Escuché un chasquido entre dientes.
-Esta noche, no quedarán de él ni los huesos…
Parpadeo repetidamente. Quiero gritar, saltar, correr, pero eso es todo lo que alcanzo a hacer ahora mismo. Ni tan siquiera se me envara la columna vertebral de pánico, que es lo que tengo ganas de hacer de manera espontánea. De modo que eso es lo que pasa cuando uno sabe que va a morir…
Claro que, en ese momento, todo cambió. Se oyó el ruido de puertas derrumbándose, de ventanas acristaladas viniéndose abajo. Se escucharon golpes, puñetazos, gemidos, maldiciones y peticiones de clemencia en voz alta.
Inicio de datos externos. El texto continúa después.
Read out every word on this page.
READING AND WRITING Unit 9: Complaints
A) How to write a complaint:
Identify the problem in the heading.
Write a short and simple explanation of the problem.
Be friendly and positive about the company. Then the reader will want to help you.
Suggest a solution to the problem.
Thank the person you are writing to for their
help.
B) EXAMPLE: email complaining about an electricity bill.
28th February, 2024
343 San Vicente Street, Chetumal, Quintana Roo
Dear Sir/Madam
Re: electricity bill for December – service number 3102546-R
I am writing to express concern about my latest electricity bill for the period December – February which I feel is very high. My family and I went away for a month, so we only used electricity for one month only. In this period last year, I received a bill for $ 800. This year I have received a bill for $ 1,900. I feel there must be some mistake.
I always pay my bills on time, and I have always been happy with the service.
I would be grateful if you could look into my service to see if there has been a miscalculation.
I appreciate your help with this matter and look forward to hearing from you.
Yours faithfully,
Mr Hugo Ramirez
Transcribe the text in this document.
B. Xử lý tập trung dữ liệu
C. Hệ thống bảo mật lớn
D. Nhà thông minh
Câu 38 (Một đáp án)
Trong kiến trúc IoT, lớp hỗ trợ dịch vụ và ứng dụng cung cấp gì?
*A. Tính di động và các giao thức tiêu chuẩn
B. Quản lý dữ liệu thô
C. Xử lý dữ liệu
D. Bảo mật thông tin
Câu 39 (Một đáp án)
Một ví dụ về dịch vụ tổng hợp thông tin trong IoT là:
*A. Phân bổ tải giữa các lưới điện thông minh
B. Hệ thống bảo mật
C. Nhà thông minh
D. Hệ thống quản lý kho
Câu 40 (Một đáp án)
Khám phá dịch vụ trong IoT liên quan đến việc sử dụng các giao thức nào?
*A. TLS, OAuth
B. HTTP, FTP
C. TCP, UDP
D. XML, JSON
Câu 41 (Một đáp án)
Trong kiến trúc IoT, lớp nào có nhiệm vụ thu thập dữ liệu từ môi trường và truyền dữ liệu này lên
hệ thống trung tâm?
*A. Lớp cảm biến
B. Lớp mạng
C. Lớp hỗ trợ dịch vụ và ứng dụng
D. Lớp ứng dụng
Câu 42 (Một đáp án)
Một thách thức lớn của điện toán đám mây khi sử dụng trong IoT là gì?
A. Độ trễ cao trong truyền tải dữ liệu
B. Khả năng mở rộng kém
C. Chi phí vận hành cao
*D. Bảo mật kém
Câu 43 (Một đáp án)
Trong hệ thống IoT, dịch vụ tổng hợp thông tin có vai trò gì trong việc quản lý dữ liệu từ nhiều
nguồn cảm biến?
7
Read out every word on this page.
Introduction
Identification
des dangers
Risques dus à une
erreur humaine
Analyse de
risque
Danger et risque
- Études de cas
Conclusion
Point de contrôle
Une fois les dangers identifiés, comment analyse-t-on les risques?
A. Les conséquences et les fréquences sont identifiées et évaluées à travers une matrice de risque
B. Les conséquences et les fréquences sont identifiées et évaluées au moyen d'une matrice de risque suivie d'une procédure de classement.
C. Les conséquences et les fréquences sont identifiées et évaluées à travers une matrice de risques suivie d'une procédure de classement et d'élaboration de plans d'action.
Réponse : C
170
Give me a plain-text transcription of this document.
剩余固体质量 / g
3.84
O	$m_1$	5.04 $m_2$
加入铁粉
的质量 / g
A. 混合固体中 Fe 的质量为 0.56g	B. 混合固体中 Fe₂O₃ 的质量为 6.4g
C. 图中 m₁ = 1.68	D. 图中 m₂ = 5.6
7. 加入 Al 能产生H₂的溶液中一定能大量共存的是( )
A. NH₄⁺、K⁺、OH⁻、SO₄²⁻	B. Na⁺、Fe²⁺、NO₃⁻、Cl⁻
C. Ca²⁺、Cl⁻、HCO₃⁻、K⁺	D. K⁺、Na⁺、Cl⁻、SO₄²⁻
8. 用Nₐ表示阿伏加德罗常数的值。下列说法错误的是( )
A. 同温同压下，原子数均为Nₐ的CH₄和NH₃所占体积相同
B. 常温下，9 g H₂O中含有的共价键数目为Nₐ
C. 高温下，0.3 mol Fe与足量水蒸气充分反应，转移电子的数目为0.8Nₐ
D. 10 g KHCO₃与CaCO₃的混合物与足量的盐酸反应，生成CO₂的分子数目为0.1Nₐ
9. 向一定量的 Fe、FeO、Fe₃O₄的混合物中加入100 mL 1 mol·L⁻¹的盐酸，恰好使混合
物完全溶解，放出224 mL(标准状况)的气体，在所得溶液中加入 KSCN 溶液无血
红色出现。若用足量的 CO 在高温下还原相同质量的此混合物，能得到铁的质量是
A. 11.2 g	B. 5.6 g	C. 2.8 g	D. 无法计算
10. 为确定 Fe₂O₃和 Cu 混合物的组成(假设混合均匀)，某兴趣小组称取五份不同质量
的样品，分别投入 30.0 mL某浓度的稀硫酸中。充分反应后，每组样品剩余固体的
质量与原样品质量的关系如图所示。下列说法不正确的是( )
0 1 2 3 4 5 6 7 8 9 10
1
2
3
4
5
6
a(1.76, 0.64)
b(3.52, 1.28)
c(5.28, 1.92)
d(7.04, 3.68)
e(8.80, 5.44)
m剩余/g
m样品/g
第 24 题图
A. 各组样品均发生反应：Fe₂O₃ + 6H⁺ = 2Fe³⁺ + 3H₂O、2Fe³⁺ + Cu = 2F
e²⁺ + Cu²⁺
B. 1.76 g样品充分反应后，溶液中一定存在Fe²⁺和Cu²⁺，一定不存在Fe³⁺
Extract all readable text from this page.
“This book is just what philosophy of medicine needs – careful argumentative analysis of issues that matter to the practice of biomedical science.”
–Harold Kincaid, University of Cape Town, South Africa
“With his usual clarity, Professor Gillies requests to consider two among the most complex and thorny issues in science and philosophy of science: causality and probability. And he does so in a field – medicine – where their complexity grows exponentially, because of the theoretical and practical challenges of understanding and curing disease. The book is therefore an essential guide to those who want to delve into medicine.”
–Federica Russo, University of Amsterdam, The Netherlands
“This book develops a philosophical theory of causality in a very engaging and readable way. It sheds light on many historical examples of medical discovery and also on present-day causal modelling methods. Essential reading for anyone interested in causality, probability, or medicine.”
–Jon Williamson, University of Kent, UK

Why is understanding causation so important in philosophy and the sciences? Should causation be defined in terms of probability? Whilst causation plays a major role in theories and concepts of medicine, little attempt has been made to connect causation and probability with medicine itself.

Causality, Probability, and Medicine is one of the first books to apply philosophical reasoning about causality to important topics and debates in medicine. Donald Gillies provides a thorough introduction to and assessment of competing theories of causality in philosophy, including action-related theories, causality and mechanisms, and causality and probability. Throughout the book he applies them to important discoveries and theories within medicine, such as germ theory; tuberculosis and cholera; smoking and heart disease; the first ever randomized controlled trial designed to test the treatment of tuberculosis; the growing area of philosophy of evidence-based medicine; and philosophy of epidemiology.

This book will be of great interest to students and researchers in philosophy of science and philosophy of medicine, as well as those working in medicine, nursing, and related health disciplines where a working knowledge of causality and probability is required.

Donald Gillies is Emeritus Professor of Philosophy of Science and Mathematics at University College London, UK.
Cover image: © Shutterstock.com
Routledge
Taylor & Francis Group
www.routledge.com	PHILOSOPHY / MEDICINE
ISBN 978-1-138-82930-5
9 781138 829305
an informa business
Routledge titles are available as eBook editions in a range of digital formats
Por el rabillo del ojo apenas vi nada. Un leve siseo me indicó, sin embargo, lo que unos segundos más tarde mi nariz y mi boca ya estaban llorando de manera ahogada, y era que desde el nivel del suelo estaba empezando a ascender un gas…
No describiré cómo fue exactamente la batalla campal que tuvo lugar en aquel momento, porque la mayor parte del tiempo yo me encontraba tumbado de costado, luchando por no asfixiarme ante la falta de oxígeno. Sin embargo, cuando el sonido de fondo empezó a descender y una cierta calma a sobrevenir (como un ciclón que se aleja después de dejar a su paso un reguero de víctimas), alguien me agarró de un hombro y me dio la vuelta. Yo, con un cierto nivel de consciencia -todavía en proceso de recuperación- y una conmoción como si me hubieran sacudido a leches con un martillo, creo que, más que sonreír, coloqué una mueca estúpida sobre la cara cuando vi llegar los uniformes de los policías de operaciones especiales, sin duda los responsables de haber montado aquel pifostio y logrado revertir mi situación. Ellos se reían, alborozados, mientras, desde atrás, alguien se abría paso para permitir pasar a una chica muy guapa, cubierta por un abrigo.
-Hola, Rodrigo, me alegra poder comunicarle que le hemos rescatado. Sentimos haber tardado tanto, pero se han juntado toda clase de cuestiones logísticas, y no queríamos entrar hasta estar seguros de que éramos capaces de sacarle de aquí, preferentemente vivo, a ser posible. Aunque no nos lo tiene que agradecer sólo a nosotros, sino también a esta señorita, gracias a la cual hemos podido obtener su localización.
-No me feliciten sólo a mí –contesta la chica-, Rodrigo también ha contribuido. Aunque ésa no es la única noticia que tienen que darle –se quita el abrigo, y de repente me percato de su incipiente pero incontrovertible estado de embarazo-. Hola, Rodrigo, creo que vamos a ser papás.
En ese momento me despierto de pronto al ciento por ciento, recuerdo mi nombre y todas las demás cosas, y me da la impresión de que no voy a querer dormir nunca más.